De acordo com a tabela, pessoas com esse tipo de relacionamento têm em comum uma média de 42 cM compartilhados, o que condiz com o resultado dos testes de DNA [cM compartilhados entre tataraneto e minha avó = 19cM, e tia-avó = 46cM].

O Sagrado Feminino
Honrar a ancestralidade feminina faz parte da filosofia conhecida como Sagrado Feminino. Foi por causa deste movimento que o pesquisador Gonzalo — argentino residente em SP — me contatou no ano passado para unir esforços. Ele é marido de Marcela Mölk, que buscava mais informações sobre sua linhagem materna por fazer parte de grupos do Sagrado Feminino. Ela é, assim como eu, tataraneta de Thecla Maria de Jesus. Marcela buscava mais informações sobre Anna, a mãe de Thecla, já sabendo que ela havia sido escravizada.

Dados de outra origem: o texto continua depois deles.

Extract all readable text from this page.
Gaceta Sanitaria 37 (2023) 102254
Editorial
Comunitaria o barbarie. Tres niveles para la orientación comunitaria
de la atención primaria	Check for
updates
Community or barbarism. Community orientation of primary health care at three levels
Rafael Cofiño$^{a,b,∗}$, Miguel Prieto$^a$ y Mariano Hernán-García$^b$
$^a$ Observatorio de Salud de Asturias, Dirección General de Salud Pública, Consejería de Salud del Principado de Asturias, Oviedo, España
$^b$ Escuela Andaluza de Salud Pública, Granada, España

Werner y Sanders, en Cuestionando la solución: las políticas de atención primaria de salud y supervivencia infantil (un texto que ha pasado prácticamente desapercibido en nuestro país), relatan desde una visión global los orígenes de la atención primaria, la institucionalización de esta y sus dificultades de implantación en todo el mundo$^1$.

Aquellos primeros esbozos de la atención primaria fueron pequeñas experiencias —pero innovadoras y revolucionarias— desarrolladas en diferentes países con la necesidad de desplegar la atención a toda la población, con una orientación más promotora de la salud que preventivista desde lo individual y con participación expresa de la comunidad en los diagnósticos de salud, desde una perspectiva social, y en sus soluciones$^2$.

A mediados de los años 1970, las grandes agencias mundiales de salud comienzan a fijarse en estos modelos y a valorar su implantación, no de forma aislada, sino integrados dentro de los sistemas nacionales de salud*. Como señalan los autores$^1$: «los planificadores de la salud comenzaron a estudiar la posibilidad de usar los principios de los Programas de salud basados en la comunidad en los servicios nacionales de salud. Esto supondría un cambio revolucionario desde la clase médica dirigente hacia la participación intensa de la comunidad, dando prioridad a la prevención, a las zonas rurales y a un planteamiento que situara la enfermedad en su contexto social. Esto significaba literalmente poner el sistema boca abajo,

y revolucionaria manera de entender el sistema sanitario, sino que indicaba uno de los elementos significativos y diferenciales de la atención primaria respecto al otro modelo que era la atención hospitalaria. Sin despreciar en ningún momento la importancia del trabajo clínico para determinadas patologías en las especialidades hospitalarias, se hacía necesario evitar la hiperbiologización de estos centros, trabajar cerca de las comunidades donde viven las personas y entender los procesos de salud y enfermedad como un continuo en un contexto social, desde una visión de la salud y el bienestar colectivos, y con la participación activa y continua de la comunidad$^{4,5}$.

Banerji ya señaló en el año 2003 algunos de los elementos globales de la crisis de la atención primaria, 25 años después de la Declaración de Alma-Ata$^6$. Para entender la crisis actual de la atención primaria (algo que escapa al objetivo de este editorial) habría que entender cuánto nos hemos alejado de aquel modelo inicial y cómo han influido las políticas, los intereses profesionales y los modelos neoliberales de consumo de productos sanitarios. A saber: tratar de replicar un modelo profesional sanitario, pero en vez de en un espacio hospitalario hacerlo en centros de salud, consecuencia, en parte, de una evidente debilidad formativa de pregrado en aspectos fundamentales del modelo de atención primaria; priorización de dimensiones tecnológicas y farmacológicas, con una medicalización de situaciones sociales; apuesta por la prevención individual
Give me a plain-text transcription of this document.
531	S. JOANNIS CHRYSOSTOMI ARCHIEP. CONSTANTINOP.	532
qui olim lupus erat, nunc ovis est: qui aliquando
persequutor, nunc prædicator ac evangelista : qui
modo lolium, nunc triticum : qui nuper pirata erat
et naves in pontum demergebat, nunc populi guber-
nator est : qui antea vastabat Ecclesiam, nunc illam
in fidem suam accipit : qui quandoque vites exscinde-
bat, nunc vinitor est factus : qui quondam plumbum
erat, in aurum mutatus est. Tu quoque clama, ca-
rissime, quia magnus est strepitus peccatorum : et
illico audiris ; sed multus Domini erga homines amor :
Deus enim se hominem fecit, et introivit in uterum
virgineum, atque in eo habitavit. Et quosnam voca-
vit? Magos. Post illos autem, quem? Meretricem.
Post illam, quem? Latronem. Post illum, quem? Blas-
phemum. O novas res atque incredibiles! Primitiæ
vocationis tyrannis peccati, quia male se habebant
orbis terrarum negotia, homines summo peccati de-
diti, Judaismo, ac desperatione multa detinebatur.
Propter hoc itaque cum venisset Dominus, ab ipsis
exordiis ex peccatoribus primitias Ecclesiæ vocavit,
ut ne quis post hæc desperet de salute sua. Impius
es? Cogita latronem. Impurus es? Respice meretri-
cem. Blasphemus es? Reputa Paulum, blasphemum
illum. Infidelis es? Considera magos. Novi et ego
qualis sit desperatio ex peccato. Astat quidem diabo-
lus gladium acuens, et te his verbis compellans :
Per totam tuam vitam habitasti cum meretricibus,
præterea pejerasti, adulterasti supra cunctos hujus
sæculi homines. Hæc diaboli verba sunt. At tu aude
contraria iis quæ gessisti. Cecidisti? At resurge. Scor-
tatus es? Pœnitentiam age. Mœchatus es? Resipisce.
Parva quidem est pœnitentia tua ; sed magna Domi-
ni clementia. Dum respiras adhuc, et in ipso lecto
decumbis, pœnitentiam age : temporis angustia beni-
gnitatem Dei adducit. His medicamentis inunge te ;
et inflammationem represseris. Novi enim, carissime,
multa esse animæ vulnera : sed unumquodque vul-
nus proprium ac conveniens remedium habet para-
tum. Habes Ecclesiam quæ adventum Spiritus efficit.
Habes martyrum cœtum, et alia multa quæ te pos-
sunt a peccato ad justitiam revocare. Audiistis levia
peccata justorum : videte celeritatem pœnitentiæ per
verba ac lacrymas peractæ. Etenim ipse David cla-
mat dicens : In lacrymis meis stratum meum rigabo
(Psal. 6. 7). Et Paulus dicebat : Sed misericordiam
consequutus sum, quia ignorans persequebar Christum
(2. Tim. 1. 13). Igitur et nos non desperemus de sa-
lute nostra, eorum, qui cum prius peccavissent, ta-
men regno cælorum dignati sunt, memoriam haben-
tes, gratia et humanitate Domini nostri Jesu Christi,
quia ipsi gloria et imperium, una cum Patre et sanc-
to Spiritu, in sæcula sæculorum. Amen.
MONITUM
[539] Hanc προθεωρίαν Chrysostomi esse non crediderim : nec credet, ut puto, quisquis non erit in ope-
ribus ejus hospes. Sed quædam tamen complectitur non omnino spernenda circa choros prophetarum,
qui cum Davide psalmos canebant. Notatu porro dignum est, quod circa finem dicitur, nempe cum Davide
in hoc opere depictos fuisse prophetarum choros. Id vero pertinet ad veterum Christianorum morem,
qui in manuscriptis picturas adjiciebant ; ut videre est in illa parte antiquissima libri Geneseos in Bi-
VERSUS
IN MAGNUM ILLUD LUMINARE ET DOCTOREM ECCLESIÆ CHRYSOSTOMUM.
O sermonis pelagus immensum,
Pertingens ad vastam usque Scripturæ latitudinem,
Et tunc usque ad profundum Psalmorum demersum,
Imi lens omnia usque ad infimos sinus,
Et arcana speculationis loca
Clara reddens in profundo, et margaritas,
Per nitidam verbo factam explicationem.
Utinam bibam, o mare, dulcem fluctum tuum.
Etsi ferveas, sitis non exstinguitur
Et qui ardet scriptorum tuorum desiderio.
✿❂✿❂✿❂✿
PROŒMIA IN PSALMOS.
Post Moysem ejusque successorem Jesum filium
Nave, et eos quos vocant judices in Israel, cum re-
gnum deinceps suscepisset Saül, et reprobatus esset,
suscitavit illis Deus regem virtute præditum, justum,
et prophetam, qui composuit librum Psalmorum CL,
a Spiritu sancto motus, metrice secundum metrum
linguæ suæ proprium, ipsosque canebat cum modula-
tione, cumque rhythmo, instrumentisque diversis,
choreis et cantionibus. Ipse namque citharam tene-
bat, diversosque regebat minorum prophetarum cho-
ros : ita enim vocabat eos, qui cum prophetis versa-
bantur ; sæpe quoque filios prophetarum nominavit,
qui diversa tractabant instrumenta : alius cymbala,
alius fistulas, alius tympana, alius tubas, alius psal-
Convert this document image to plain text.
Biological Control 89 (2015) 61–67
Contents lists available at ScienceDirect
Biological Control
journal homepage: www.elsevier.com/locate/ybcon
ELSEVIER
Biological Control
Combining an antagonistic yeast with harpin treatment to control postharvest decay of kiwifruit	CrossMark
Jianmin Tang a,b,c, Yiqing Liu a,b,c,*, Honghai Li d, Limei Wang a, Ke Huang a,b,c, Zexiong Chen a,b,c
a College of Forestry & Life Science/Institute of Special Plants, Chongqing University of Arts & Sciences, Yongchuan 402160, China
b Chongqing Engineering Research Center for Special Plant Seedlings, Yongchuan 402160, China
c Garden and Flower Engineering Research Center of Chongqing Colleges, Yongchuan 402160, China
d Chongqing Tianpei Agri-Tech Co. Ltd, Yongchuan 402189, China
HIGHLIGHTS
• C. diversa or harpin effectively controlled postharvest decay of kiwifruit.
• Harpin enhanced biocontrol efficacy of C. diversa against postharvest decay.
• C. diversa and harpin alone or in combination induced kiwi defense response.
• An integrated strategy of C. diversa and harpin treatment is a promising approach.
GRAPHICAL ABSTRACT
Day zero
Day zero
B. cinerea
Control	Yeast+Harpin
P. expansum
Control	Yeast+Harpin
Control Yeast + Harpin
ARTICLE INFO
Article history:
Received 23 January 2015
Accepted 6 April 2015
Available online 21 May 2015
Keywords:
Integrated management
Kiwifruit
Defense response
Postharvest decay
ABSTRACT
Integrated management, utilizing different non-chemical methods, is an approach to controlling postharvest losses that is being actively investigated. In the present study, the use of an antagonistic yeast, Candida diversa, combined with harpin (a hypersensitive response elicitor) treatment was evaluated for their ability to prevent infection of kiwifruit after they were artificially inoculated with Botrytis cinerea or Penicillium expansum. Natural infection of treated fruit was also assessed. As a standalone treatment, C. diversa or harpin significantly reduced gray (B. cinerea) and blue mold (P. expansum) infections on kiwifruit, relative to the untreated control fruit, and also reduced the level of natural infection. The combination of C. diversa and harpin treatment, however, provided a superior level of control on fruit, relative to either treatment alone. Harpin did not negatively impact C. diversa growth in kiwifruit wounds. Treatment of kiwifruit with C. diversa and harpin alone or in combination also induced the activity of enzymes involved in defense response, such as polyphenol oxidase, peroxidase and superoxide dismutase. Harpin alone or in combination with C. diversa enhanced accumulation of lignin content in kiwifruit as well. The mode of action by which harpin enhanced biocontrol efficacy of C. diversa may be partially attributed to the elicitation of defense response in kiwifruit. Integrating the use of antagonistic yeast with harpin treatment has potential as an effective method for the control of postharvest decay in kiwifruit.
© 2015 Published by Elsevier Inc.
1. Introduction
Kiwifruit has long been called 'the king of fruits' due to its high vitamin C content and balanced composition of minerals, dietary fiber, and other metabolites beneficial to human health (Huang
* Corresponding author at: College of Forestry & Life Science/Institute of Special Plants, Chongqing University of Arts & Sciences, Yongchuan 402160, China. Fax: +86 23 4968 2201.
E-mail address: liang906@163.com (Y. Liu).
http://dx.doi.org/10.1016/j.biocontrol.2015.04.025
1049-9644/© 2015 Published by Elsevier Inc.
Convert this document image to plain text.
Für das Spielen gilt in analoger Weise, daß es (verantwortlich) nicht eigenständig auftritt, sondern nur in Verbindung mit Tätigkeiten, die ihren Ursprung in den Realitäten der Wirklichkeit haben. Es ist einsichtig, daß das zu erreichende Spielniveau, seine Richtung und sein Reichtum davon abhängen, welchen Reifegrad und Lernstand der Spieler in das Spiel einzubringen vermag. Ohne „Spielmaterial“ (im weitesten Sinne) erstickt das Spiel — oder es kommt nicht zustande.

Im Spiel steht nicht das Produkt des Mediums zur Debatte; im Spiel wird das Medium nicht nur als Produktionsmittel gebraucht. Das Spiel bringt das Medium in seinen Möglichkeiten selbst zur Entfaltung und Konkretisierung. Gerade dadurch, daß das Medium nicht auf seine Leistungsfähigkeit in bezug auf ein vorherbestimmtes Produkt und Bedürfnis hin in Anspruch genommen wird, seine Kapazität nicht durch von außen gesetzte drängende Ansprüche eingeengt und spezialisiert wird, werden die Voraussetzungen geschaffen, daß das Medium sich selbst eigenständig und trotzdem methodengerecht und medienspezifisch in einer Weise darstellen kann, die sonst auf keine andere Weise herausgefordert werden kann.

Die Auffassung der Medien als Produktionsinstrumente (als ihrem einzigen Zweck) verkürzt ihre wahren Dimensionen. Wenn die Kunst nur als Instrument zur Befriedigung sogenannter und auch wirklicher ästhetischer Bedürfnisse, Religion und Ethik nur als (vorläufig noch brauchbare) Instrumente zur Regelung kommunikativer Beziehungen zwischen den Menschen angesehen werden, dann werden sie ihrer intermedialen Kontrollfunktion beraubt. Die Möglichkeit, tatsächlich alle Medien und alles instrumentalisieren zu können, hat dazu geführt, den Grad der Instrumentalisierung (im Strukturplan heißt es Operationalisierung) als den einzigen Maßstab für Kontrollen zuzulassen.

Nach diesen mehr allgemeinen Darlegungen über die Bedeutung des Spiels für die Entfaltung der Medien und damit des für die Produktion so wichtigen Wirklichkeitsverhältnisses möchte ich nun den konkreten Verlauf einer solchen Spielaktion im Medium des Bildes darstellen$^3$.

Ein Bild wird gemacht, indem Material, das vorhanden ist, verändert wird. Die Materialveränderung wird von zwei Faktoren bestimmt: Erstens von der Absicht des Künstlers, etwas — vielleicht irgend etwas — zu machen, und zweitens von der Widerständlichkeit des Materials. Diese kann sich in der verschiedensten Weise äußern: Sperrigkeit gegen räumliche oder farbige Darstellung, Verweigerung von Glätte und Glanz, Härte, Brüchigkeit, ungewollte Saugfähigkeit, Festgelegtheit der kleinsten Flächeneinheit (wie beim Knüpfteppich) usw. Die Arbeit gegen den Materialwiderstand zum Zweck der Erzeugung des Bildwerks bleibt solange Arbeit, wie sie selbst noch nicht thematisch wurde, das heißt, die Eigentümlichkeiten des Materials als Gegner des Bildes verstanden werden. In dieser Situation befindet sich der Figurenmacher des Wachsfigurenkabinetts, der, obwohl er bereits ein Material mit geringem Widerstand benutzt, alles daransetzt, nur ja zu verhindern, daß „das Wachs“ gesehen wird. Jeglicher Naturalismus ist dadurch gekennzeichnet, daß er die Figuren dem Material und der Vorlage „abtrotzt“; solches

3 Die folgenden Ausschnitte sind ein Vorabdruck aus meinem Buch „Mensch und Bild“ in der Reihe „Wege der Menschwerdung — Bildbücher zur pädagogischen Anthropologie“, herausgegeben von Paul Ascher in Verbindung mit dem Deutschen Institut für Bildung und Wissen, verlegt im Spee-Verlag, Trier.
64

“Existe uma dificuldade imensa em encontrar informações sobre antepassados africanos”, conta Marcela. “O meu lado paterno é europeu; sou 50% austríaca. Minha árvore genealógica naquele lado é bem completa, como imagino que deve ser a sua japonesa”. Como conto em outros posts, tive muita facilidade em descobrir informações sobre minha ascendência oriental devido à organização e manutenção de acervos de documentos genealógicos — ao contrário dos documentos de afrodescendentes, que foram queimados pelo então ministro Rui Barbosa em 1890.
Quando Marcela soube do resultado dos testes de DNA, ela conta que teve um sentimento muito parecido com o meu — e, imagino, com terão as mulheres da minha família: “Foi bem impactante entender que sou descendente do oprimido e do opressor”. Em poucas palavras, Marcela traduziu o sentimento que me levou a buscar essa história e, quem sabe, finalmente ter passado ela a limpo.
Próximo passo: Comprovar ou refutar a teoria de que o pai “incógnito” de Francisco Xavier Vieira é José Vieira Rabello, o “proprietário” de sua mãe, através do teste Family Tree Y-DNA de 67 marcadores ($268) de um descendente da linhagem masculina de Francisco Xavier Vieira. O teste analisa apenas o cromossomo Y (herdado do pai) e especifica a etnicidade dos ancestrais paternos. Eduardo Luchini Vieira, neto de Alfredo Xavier Vieira, se voluntariou para nos ajudar.
Nota: É opção da autora o uso da palavra “escravizada” (adjetivo) em vez de “escrava” (substantivo), pela conotação não permanente da primeira. Ela “está” escravizada, e não “é” escrava.
Nota 2: a palavra tataravó significa tanto pentavó (originalmente) quanto trisavó (coloquialmente). Aqui, utilizo a palavra como sinônimo de pentavó.